We studied 1114 women in the United States participating in the Atypical Squamous Cells of Undetermined Significance/Low-Grade Squamous Intraepithelial Lesion Triage Study who were positive for HPV16 and/or HPV18 at enrollment. Race was self-reported. HPV samples were characterized by sequencing the E6 gene and part of the long control region and classified as variants according to established lineages. Subjects were examined for HPV every 6 months for 2 years. All statistical tests were two-sided.

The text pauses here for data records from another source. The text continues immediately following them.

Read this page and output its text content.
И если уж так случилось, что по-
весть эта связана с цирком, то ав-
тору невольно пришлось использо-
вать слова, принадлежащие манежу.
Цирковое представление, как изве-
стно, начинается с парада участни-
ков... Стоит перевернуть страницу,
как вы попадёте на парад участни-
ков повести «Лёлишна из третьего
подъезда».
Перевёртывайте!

HPV18 African variants were predominant in the 97 HPV18-infected African American women (i.e., 62 women or 63.9%, 95% confidence interval [CI]=53.5% to 73.4%), and European variants were common in the 168 HPV18-infected white women (i.e., 91 women or 54.2%, 95% CI=46.3% to 61.9%). HPV16 African variants accounted for 43 (26.5%, 95% CI=19.9% to 34.0%) of the infections in the 162 HPV16-infected African American women but for only 25 (4.3%, 95% CI=2.8% to 6.3%) in the 584 HPV16-infected white women. The likelihood of remaining HPV18 positive was statistically significantly higher in white women infected with European than in white women infected with African variants (P=.04); the reverse was observed in African American women (P=.03). A similar pattern was observed for persistence of HPV16 variants, with the likelihood of remaining positive being higher for white women, but lower for African American women, infected with an European variant than with an African variant (P=.03 and P=.16, respectively).


Variants of HPV16 and HPV18 appear to persist longer in a host whose race indicates an ancestral geographic distribution that was once shared with that of the variant—i.e., European variants persist longer in white women, and African variants persist longer in African American women.